Лет через десять вы сами забудете все, что там находилось, и, может быть, спросите себя с удивлением: но что же такое сделал этот человек, внушивший мне когда-то столько уважения и дружбы? Достигнуть такого результата после стольких трудов – об этом страшно подумать! Ваше благородное сердце сумеет понять грусть, меланхолию, уныние, часто овладевающие мною от этого”.

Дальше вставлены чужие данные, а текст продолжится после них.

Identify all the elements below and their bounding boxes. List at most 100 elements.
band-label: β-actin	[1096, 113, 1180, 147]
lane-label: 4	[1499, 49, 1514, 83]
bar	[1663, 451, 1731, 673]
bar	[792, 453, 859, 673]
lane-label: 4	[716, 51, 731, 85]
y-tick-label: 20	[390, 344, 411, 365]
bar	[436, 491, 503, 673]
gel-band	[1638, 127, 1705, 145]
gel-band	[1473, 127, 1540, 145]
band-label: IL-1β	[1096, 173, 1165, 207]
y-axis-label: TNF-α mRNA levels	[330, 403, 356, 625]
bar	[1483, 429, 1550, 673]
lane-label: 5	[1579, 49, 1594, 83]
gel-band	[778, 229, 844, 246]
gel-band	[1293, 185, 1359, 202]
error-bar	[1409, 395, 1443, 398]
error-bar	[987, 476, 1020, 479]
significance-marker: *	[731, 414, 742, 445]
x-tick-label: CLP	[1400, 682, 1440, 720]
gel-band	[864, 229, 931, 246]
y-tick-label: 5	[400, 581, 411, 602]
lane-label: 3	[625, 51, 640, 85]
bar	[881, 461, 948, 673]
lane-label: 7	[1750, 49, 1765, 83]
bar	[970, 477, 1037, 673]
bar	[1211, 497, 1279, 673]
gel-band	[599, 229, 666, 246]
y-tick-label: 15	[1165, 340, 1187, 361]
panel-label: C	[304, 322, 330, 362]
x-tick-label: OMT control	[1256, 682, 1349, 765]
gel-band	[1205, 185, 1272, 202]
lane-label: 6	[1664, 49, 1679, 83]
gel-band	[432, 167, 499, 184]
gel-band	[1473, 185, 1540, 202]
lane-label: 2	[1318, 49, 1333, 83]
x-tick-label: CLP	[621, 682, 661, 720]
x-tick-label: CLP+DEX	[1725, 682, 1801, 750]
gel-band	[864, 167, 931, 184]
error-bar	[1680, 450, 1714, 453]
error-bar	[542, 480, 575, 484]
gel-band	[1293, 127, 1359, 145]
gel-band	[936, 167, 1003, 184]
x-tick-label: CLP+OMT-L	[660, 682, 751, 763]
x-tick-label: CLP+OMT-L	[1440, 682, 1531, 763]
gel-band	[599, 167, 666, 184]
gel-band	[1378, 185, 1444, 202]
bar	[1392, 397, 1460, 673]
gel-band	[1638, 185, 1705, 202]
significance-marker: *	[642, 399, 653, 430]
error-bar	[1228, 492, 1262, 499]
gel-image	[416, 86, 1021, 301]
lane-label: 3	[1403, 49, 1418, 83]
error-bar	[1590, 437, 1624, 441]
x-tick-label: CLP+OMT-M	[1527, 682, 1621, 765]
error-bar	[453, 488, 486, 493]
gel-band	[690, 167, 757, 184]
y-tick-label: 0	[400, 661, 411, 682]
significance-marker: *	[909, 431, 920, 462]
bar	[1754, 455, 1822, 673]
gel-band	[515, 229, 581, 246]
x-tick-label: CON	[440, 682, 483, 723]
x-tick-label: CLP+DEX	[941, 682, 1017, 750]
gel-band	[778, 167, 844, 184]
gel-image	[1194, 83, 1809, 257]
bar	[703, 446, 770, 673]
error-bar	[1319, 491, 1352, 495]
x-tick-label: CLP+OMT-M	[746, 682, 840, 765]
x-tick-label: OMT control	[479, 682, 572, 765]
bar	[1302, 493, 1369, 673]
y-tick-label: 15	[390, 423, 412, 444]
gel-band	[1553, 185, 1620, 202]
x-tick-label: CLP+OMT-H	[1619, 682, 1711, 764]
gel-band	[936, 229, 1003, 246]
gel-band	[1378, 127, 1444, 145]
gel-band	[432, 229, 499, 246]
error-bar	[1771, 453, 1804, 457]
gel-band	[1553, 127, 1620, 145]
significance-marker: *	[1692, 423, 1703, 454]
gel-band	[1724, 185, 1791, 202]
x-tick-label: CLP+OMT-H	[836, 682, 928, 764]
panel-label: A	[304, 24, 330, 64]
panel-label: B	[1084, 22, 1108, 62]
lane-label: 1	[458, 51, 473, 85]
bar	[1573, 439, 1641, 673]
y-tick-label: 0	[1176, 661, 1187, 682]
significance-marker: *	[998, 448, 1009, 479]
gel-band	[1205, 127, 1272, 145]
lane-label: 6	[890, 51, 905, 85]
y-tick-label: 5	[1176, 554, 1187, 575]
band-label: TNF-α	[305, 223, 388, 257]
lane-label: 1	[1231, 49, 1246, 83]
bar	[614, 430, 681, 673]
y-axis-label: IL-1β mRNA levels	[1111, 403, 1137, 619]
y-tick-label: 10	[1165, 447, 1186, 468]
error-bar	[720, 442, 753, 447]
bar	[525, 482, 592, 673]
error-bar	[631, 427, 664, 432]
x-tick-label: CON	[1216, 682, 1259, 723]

В общем характеристику, данную Сенковским самому себе, мы считаем совершенно справедливой. Но очень может быть, что многие найдут ее преувеличенной и воспримут как комплимент в меланхолической рамке. Пока не место разбираться в этом: нам ниже придется достаточно говорить и о “Библиотеке для чтения”, и о ее заслугах перед русской мыслью и русским просвещением. Заметим только, что никакого желания превозносить Сенковского у нас нет, что мы совершенно ясно видим его недостатки и уж ни в коем случае не желаем ставить его рядом с Белинским. Но странно было бы забывать имя Сенковского в издании, посвященном замечательным людям. Велик он не был, но в его “замечательности” сомневаться никак невозможно. Пускай называют успех “Библиотеки для чтения” эфемерным, ее издателя – гаером, клоуном и пр.,– это не важно. Важно другое: в тридцатых годах “Библиотека для чтения” была единственным журналом, который читали, Сенковский – единственным критиком, которого слушали. Вычеркните его деятельность, – и у нас нет журналистики тридцатых годов. Маленькая, скромная журналистика – согласны, но другой в то время и быть не могло. Маленькая и скромная, но она благодаря своим достоинствам или недостаткам – это увидим ниже, будила мысль дремавшей российской публики, она первая проникла в провинцию, первая встряхнула ее. Она приучила наше общество к журналу, сделала его необходимым для интеллигентной семьи, создала, наконец, новый тип журнала.